Relatively low pay for professors is beginning to make it difficult to attract quality candidates, a faculty representative told the Oklahoma State Regents for Higher Education.
Aaron Elmer, a biology professor at Murray State College in Tishomingo, spoke at a Thursday meeting on behalf of the board's Faculty Advisory Council.
State budget cuts have forced campuses to freeze or cut faculty salaries over the past few years. That makes the search process for new faculty members all the more challenging, he said. Institutions often wind up hiring their fifth or sixth choice for a position because they can't afford the candidates they'd prefer.
Despite that challenge, Elmer said, Oklahoma's colleges and universities have assembled a talented group of faculty members who are committed to the state's college completion goals.
Gov. Mary Fallin has called for an additional 20,400 degrees and certificates to be awarded in Oklahoma over the next 12 years. That goal is a part of Complete College America, a nationwide initiative designed to boost college completion.

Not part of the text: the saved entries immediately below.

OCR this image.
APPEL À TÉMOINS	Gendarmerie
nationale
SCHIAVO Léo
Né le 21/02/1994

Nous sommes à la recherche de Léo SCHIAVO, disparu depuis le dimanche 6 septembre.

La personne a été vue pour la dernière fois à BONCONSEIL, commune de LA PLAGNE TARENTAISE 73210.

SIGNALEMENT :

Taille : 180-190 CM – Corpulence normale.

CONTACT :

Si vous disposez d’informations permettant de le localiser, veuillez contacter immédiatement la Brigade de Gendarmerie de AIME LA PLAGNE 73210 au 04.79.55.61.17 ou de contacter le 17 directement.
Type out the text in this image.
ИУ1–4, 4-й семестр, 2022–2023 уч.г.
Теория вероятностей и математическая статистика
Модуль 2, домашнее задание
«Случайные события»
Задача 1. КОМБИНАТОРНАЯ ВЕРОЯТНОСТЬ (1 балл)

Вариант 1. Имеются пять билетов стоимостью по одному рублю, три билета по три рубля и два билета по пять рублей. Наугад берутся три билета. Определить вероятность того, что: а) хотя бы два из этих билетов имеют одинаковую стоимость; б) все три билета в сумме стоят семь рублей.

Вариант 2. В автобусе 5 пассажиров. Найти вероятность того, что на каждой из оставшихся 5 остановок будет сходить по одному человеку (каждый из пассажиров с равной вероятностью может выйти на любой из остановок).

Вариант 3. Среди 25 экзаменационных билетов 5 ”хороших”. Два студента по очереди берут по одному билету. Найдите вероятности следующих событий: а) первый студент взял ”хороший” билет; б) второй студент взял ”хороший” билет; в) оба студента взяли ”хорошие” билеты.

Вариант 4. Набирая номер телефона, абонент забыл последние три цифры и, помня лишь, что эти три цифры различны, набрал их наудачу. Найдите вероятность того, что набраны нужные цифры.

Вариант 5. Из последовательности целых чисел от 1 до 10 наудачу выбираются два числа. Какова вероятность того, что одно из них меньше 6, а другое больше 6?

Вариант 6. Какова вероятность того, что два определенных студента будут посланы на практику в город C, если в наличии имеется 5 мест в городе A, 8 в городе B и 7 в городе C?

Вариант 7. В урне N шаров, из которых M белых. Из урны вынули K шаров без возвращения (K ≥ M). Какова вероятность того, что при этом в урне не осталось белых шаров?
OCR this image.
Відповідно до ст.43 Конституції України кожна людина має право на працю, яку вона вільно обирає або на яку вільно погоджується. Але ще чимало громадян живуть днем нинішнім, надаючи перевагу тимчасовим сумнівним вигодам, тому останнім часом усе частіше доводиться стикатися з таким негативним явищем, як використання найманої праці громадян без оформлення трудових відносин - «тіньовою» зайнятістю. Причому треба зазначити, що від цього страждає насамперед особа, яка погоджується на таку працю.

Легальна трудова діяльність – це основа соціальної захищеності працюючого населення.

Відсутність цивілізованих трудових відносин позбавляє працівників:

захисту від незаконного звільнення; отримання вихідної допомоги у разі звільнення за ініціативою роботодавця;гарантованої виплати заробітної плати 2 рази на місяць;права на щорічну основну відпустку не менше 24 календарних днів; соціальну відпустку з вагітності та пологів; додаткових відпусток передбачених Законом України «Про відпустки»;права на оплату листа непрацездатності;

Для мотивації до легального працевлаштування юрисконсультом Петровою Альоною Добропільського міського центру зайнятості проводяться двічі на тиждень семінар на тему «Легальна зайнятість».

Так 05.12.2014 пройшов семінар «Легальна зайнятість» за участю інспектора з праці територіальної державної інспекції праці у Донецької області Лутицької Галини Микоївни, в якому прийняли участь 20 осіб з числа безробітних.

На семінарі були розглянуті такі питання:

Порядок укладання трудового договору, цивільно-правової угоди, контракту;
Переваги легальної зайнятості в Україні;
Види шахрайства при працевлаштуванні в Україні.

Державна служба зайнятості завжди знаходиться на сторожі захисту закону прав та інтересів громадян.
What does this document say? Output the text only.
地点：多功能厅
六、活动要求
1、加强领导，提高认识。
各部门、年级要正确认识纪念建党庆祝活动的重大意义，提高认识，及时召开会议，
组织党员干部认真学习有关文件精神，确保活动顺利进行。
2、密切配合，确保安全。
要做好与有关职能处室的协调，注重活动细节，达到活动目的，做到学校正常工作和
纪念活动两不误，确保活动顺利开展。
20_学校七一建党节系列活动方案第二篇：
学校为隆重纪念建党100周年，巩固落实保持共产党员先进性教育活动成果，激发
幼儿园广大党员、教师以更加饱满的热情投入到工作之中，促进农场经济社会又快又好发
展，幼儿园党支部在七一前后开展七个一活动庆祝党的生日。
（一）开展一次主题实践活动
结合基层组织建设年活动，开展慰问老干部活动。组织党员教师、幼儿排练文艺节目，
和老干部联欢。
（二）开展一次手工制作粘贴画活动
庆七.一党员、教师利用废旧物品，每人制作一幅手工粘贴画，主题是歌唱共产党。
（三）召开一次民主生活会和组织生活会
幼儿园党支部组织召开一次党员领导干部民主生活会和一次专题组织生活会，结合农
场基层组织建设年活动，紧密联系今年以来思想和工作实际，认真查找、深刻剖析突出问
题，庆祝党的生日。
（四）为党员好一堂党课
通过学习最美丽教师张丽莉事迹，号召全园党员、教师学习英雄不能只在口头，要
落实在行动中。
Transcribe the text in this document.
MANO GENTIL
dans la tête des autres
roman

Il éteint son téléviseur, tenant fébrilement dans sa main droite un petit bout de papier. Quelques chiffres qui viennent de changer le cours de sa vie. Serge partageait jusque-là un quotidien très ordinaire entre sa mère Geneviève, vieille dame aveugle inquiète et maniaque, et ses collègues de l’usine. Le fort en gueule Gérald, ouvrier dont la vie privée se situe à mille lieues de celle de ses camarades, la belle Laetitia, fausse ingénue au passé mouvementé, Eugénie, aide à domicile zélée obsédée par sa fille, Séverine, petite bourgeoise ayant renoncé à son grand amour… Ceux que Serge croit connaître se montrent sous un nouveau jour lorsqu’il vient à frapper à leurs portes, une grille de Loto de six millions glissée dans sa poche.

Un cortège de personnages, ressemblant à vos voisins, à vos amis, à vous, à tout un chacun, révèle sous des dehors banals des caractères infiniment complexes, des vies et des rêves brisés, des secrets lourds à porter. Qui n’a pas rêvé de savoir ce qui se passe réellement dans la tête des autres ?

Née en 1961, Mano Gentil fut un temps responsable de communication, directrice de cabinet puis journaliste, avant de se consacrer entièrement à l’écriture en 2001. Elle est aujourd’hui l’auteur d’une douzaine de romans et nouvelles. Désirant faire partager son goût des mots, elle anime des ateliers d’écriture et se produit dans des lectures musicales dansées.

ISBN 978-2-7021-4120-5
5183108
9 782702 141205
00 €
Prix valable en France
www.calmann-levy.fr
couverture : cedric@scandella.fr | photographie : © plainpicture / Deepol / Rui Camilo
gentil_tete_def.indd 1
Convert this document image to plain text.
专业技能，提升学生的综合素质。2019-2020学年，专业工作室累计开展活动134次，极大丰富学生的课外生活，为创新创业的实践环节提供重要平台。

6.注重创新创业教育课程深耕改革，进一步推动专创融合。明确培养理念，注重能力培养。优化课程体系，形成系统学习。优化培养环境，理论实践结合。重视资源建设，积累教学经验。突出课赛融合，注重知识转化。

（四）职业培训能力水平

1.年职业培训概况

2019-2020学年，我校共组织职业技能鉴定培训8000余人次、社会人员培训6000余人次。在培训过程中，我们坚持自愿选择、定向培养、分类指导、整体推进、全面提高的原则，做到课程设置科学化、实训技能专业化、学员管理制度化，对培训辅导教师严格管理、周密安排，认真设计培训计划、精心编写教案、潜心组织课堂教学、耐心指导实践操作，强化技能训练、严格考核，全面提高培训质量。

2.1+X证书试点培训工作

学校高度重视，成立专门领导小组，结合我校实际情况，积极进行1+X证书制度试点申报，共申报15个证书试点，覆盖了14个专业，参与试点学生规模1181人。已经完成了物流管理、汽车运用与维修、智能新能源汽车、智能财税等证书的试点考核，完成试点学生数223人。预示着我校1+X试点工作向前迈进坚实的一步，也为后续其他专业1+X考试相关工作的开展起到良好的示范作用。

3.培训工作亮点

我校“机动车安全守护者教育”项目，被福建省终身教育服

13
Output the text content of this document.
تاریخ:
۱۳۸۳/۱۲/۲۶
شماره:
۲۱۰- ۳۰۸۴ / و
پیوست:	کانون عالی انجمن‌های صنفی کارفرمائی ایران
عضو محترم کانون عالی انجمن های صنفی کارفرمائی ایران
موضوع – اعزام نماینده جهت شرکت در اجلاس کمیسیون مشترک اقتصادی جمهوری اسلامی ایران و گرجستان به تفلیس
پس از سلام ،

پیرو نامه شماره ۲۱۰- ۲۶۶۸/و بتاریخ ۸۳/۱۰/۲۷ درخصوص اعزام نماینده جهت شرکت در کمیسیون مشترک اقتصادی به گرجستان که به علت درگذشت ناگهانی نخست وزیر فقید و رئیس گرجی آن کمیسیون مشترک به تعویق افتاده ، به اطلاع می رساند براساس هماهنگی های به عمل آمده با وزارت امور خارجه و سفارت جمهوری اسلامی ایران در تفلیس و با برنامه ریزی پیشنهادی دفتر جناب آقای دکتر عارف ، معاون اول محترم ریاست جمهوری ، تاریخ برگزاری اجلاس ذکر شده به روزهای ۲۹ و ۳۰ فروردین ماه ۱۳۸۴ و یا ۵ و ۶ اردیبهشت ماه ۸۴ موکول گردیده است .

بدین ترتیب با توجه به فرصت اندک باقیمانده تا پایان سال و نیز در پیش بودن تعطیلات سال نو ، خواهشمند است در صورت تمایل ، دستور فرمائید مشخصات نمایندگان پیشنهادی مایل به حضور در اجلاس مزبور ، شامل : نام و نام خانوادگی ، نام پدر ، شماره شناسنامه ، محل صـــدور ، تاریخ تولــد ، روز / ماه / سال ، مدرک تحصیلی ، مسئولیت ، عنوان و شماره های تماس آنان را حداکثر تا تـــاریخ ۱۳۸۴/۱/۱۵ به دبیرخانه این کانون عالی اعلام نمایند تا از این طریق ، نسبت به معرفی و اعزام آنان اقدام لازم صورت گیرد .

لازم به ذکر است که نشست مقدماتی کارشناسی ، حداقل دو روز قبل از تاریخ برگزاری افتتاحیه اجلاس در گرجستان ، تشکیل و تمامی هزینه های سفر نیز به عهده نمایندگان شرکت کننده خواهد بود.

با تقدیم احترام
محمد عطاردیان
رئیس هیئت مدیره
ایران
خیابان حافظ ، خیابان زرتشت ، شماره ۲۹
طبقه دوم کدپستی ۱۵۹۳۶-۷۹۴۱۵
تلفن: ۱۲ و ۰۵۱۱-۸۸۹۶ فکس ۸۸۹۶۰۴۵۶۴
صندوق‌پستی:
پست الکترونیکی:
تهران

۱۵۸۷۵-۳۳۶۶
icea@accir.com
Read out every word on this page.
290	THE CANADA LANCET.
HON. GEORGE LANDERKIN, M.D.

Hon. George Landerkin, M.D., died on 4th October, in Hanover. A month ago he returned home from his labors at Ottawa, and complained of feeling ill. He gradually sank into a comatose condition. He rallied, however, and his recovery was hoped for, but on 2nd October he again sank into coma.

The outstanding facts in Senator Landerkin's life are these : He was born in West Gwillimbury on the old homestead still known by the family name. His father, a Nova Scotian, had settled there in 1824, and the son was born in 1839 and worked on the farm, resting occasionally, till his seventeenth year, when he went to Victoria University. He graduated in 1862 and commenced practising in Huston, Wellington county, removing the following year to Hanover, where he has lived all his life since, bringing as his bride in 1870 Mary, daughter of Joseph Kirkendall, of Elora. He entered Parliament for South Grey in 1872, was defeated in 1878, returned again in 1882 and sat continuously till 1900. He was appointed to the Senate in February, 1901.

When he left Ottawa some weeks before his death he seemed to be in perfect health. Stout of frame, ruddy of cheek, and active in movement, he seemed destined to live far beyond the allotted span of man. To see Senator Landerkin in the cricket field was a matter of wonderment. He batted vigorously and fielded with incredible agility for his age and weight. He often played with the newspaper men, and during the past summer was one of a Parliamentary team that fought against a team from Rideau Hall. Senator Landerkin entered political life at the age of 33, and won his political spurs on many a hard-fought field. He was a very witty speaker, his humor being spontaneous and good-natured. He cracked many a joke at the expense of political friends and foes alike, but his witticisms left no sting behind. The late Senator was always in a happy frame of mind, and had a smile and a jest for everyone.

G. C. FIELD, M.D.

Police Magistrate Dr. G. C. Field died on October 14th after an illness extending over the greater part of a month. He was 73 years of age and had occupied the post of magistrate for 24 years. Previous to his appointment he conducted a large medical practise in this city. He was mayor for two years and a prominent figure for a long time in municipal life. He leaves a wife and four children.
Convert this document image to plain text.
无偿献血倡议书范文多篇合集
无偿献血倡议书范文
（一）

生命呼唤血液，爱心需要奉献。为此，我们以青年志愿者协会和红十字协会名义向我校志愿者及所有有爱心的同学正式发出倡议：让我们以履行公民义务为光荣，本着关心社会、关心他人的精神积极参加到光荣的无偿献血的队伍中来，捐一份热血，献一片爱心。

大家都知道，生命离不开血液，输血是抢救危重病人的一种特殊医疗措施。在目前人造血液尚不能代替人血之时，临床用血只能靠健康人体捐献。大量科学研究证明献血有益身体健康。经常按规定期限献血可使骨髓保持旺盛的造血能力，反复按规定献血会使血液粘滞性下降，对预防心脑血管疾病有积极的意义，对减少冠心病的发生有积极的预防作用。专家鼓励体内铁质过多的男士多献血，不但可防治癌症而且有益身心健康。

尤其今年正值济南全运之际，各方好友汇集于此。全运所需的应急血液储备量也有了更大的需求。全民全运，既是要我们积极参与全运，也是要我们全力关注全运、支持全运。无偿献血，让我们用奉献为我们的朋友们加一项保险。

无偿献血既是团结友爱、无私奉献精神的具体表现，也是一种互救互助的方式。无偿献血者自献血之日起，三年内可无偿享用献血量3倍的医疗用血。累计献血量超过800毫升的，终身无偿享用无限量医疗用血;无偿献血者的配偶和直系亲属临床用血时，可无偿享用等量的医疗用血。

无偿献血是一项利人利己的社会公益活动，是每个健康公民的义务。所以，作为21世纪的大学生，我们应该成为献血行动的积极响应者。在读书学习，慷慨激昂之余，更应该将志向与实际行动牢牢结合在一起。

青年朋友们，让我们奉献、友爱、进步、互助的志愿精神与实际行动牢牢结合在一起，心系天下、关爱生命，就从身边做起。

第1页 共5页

Higher education officials announced earlier this year that they'd far exceeded their completion benchmark for the first year of the initiative. Oklahoma's public colleges and universities, together with private schools and CareerTech centers, had expected to produce 1,700 additional degrees and certificates during the 2011-2012 academic year. In September, officials announced public colleges and universities alone had produced 1,900 more graduates.
Officials have warned that the first year of the initiative was likely the easiest, and that the program may not see similar success in the years to come. Although the next 11 years are uncertain, Elmer said, faculty members are committed to working with higher education officials to meet those goals.